The epidemiological transition model proposes that as countries develop, their dominant disease burden shifts from communicable/infectious disease and famine through an age of receding pandemics to an age of degenerative, non-communicable disease. This essay assesses how useful the model is as a framework for understanding global patterns of disease and mortality, testing it against real examples before reaching a judgement.
Why the model is useful. Its greatest strength is that it captures the real, systematic link between development and disease profile. The extremes fit it well. Japan, a highly developed, ageing society, has completed the transition: life expectancy is ~84, infant mortality is ~2 per 1000, and the leading causes of death are cancer, cardiovascular disease and stroke — degenerative NCDs, exactly as the model predicts. At the other end, Chad and Sierra Leone remain in an early stage: life expectancy ~53–55, infant mortality 68–78 per 1000, and mortality dominated by communicable disease (malaria, diarrhoeal, respiratory infections) and maternal/child deaths. The model also usefully links to the Demographic Transition Model — as death rates fall, the disease profile changes — giving a coherent way to compare countries at different development levels and to predict how a country's health burden will evolve as it develops, which is valuable for planning healthcare.
Where the model works less well. However, the model has real limitations. First, it can be too linear and deterministic: it implies a neat one-way progression, but many middle-income countries such as India and Brazil face a 'double burden' — persisting infectious disease in poorer areas AND rapidly rising NCDs among wealthier urban populations — so they occupy two stages at once. Second, the model underplays re-emergence and new pandemics: infectious disease has not vanished from developed countries. HIV/AIDS caused major mortality even in HICs, drug-resistant TB is rising, and COVID-19 showed a communicable disease striking rich and poor countries alike — events the classic model did not anticipate. Third, it downplays sudden reversals: HIV/AIDS reduced life expectancy in parts of southern Africa (e.g. Lesotho, Botswana), a backward step the smooth transition does not capture. Fourth, it treats countries as internally uniform, ignoring the large inequalities within countries (rich vs poor, urban vs rural) that mean a single national 'stage' hides very different local realities.

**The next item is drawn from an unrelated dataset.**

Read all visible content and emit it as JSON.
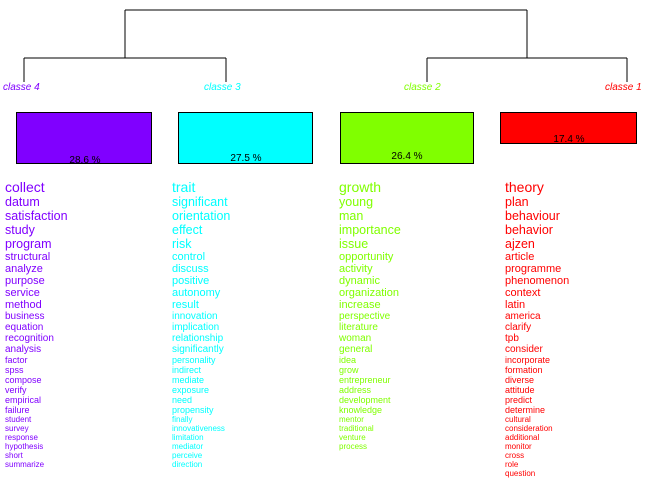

Balancing the argument. Despite these weaknesses, the model remains a valuable organising framework. Its critics generally accept the core insight — that development shifts the balance from infectious to non-communicable disease — and later versions of the model add a fourth stage (delayed degenerative diseases) and acknowledge re-emerging disease, showing it can be refined rather than rejected. As a starting framework for a research enquiry it is powerful; it simply needs to be supplemented with ideas about inequality, disease ecology, epidemics and the double burden.
Conclusion. Overall, the epidemiological transition model is highly useful but not complete. It successfully explains the broad global pattern — the strong link between development level, falling mortality and the shift from communicable to non-communicable disease, seen clearly in the Japan–Chad contrast. However, it is too linear, underestimates re-emerging and new infectious diseases (HIV, COVID-19), ignores within-country inequality, and cannot easily accommodate the double burden of emerging economies. The most accurate assessment is that the model provides an excellent broad framework for understanding global disease and mortality, but must be used alongside concepts of inequality, disease ecology and epidemic shocks to explain the full, messy reality — the balanced judgement expected in a Unit 4 research essay.